This system transmits an MPEG-2 or MPEG-4 family digital audio/video stream using an orthogonal frequency-division multiplexing (OFDM) modulation with channel coding through terrestrial channels. In DVB-T OFDM, modulation can work in two possible modes: 2K and 4K based on the size of the OFDM transform.
Fig 1 DVB-T Transmitter
The input signal is a sequence of standard MPEG transport stream packets. Each packet consist of 288 bytes. First that sequence is scrambled for energy dispersion and packet synchronisation is modified. After that it goes through a Reed-Solomon encoder and 16 bytes for the error protection are added to the each packet. The individual packet length becomes 304 bytes. Then the modified packets go through a convolutional interleaver with depth 12 and a convolutional error correction coder.
The system allows for a range of punctured convolutional codes based on a mother convolutional code of rate 1/2 with 64 states. This allows selection of the most appropriate level of error correction for a given service or data rate. The generator polynomials of the mother code are G1 = 171OCT and G2 = 133OCT. The system uses puncturing of the mother coded signal. The puncturing code rates are 2/3, 3/4, 5/6 and 7/8. Next, inner interleaving is applied. The inner interleaving consists of bit-wise interleaving followed by symbol interleaving.
The input of the bit-wise interleaver, which consists of up to two bit streams, is demultiplexed into v sub-streams, where v = 2 for QPSK, v = 4 for 16-QAM, and v = 6 for 64-QAM. The demultiplexing is defined by the mapping algorithm. Each sub-stream from the demultiplexer is processed by a separate bit interleaver. There are up to six interleavers depending on v.
Bit interleaving is performed only on the useful data. The block size is the same for each interleaver, but the interleaving sequence is different in each case. The bit interleaving block size is 126 bits, so the block interleaving process is repeated exactly twelve times per OFDM symbol of useful data in the 2K mode, and forty-eight times per symbol in the 8K mode.
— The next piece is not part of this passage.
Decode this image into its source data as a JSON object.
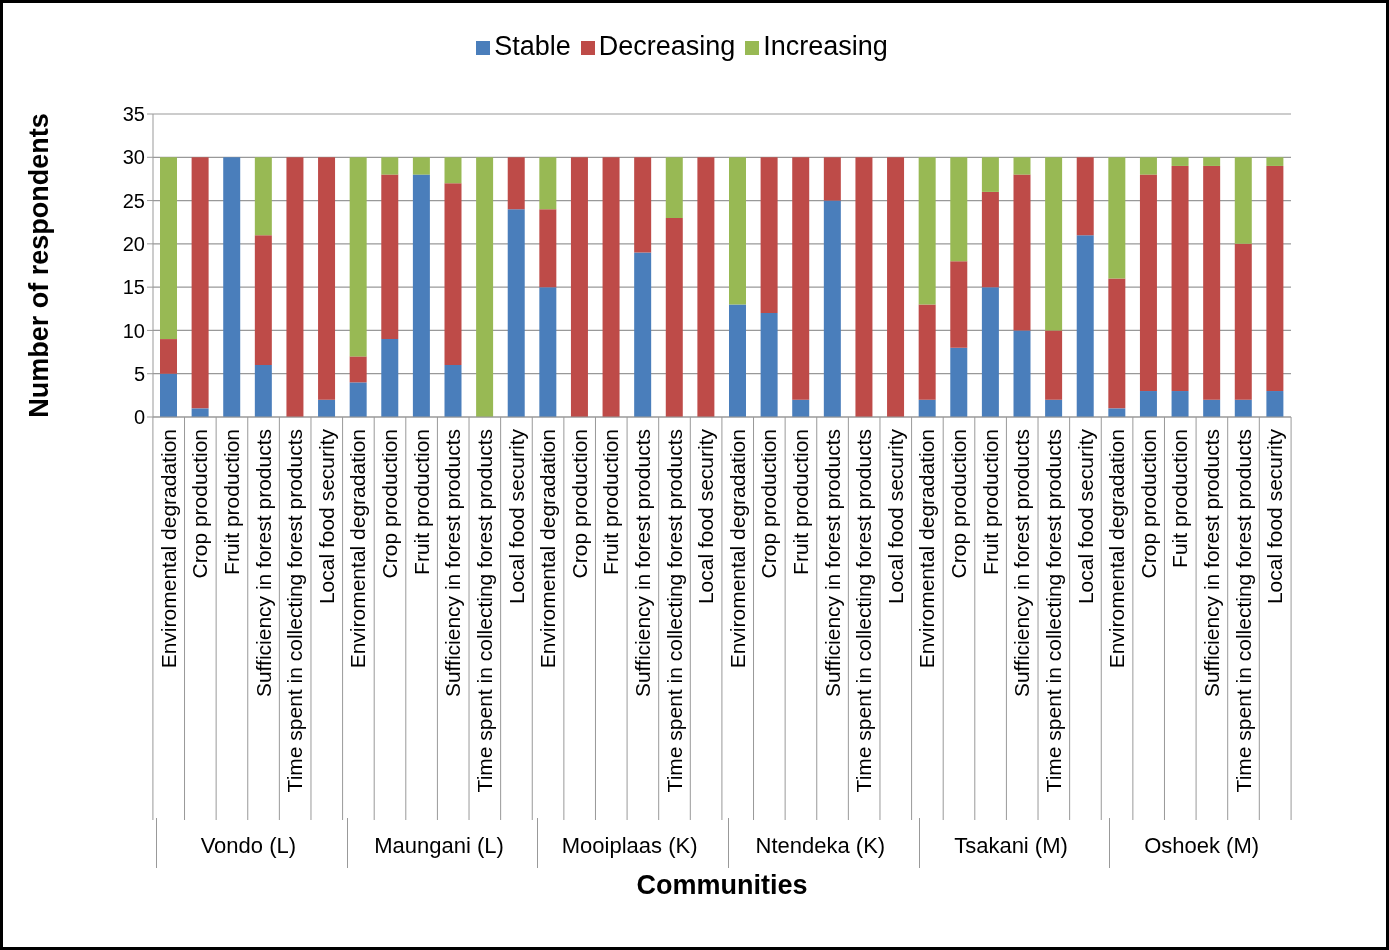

Symbol interleaver maps v bit words onto the 1512 (2K mode) or 6048 (8K mode) active carriers per OFDM symbol.
The symbol interleaver output is mapped into QAM I and Q symbol constellations.
The transmitted signal is organized in frames. Each frame has a duration of TF, and consists of 68 OFDM symbols that are numbered from 0 to 67. Each symbol contains 1705 carriers in the 2K mode and 6817 carriers in the 8K mode. The symbol duration (TS) consists of two parts: a useful part (TU) and a guard interval (Δ). The guard interval contains a cyclic continuation of the useful part and is inserted before it. Four values for the guard interval may be utilized:
Δ = TU/4; TU/8; TU/16; TU/32.
One super-frame consists of 4 frames.
All symbols contain data and reference information. Since the OFDM signal comprises many separately-modulated carriers, each symbol is divided into cells, each corresponding to the modulation of one carrier during one symbol.
Additional information is inserted into data frames as scattered pilot cells, continual pilot carriers, or Transmission Parameter Signalling (TPS) carriers. The insertion pattern depends on the particular frame number.
The pilots can be used for frame synchronization, frequency synchronization, time synchronization, channel estimation, transmission mode identification and can also be used to follow the phase noise.
After additional information insertion, the OFDM transform occurs. OFDM transform is a discrete inverse Fourier transform. Then guard interval is inserted for each symbol.
The sequence of OFDM symbols are shifted in frequency to the desired channel band and transmitted.